4.1.1. La censura relativa all’ammissibilità del giudizio di inidoneità fisica, nonché all’omesso accertamento delle condizioni fisiche del lavoratore, è inammissibile per inconferenza rispetto al decisimi, poiché la decisione della Corte d’appello ha ritenuto, esplicitamente, di prescindere dalla sussistenza, o meno, di tale inidoneità, essendo assorbente, in ogni caso, il mancato assolvimento dell’onere di reimpiego.

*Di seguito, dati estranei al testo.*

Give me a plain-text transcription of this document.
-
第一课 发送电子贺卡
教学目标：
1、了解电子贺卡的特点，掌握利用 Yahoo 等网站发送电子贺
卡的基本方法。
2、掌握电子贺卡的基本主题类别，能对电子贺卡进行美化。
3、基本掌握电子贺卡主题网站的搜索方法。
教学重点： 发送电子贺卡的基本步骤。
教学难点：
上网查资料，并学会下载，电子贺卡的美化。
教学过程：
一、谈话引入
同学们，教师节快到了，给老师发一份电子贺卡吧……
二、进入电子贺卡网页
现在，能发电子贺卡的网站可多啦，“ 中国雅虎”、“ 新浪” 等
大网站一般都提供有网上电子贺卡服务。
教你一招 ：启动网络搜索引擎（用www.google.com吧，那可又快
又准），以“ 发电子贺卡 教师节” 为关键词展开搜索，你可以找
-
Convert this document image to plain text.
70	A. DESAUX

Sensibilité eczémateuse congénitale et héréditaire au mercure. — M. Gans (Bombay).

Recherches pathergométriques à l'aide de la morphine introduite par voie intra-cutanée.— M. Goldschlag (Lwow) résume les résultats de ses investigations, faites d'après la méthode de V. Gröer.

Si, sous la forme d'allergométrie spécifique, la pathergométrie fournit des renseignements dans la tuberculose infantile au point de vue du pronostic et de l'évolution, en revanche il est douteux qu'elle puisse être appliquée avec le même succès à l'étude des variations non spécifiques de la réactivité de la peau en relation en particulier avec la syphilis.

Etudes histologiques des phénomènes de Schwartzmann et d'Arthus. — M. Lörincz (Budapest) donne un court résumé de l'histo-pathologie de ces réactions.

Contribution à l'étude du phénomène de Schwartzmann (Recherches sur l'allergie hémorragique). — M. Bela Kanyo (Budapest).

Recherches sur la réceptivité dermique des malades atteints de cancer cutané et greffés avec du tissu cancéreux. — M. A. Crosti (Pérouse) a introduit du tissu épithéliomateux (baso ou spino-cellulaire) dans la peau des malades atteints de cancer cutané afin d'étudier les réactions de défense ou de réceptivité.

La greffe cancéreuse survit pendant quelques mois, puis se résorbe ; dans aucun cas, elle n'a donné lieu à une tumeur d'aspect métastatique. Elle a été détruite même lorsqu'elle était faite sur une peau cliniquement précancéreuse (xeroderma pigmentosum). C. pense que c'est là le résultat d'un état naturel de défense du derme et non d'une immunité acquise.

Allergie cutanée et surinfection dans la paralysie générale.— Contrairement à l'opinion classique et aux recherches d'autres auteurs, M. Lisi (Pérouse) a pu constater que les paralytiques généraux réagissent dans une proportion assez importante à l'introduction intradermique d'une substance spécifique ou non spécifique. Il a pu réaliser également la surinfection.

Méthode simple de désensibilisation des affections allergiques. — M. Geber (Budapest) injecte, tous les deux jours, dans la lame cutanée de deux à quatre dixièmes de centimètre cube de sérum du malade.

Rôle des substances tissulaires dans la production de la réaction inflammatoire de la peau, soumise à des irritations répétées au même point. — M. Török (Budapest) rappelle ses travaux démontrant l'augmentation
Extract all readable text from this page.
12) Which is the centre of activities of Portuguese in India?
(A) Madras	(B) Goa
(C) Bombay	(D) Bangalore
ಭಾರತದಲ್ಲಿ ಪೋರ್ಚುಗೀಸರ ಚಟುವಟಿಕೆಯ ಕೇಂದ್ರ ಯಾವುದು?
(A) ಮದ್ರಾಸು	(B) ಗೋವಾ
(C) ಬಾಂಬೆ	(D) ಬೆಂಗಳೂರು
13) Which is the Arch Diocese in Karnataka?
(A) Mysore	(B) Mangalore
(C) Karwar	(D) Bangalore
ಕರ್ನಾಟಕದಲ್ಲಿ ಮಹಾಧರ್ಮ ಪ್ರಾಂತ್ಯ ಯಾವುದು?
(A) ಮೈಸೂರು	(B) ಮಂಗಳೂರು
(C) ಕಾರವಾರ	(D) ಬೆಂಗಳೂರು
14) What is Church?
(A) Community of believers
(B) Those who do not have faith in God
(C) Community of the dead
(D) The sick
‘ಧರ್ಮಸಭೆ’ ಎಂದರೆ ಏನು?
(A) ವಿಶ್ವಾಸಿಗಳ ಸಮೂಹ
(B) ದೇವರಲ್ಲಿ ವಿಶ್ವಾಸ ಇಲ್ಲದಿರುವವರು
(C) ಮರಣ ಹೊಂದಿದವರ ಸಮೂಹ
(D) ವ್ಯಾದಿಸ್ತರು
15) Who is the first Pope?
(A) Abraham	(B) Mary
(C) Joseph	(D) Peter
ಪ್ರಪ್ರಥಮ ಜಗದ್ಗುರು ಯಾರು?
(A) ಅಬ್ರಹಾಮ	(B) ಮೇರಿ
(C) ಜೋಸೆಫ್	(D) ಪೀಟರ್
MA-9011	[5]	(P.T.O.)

4.1.2. La censura relativa a tale onere è priva di fondamento, in quanto, per la consolidata giurisprudenza di questa Corte, richiamata dalla stessa ricorrente, in caso di licenziamento illegittimo per giustificato motivo il datore di lavoro ha l’onere di provare l’impossibilità di reimpiego in altre mansioni (cfr., da ultimo, Cass. n. 8832 del 2011). mentre al lavoratore non può addossarsi altro onere che quello di allegazione della nuova possibilità di lavoro, dovendosi, appunto, tener conto dei concreti aspetti della vicenda e delle allegazioni del lavoratore attore in giudizio (cfr. Cass. n. 15500 del 2009). È invece inammissibile la configurazione di oneri ulteriori, come l’indicazione degli specifici posti disponibili, che presupporrebbe la necessaria conoscenza dei complessivi assetti aziendali e renderebbe difficoltosa l’allegazione in giudizio riguardo alla possibilità di essere occupato in mansioni diverse da quelle originarie, divenute incompatibili con le condizioni fisiche del prestatore. Nella specie, d’altra parte, non risulta che la datrice di lavoro abbia contestato le modalità dell’allegazione, risultando, invece, dalla decisione qui impugnata, l’assoluta genericità delle deduzioni e delle articolazioni istruttorie di parte datoriale riguardo alla questione del reimpiego. Infine, l’accertamento della Corte di merito in ordine alla effettiva possibilità di diversa occupazione del dipendente è preciso, specifico e puntuale, essendo emersa, in particolare, la disponibilità in azienda di un gran numero di posti non comportanti mansioni di autista.
1.1.3. Il ricorso incidentale è pertanto rigettato.
F). L’esame congiunto dei motivi del ricorso principale rivela la fondatezza delle censure proposte dal lavoratore, nei limiti delle considerazioni seguenti.
La statuizione di condanna a cinque mensilità di retribuzione consegue, nella decisione impugnata, alla constatazione della avvenuta riduzione della domanda, ma non viene specificato se tale riduzione abbia riguardato anche la originaria richiesta di reintegrazione, ovvero solo l’entità del risarcimento (in relazione al riconoscimento attoreo dell’aliunde perceptim); in ogni caso, la qualificazione del residuo petitum come mera pretesa risarcitoria avrebbe richiesto una qualche valutazione, in ordine alla configurazione della volontà espressa dalla parte, ai fini della effettività della tutela richiesta, specialmente nell’ambito di un giudizio vertente sulla tutela reale del prestatore, divenuto fisicamente inidoneo allo svolgimento delle mansioni lavorative.
6. Ne consegue che per tale ultimo profilo il ricorso principale è accolto e la decisione impugnata è cassata, con rinvio della causa alla stessa Corte d’appello, in diversa composizione. Lo stesso giudice di rinvio pronuncerà anche sulle spese del giudizio di legittimità.

P.Q.M.

La Corte, riuniti i ricorsi, accoglie quello principale e rigetta l’incidentale, cassa la sentenza impugnata e rinvia alla Corte d’appello di Torino, in diversa composizione, anche per le spese del giudizio di cassazione.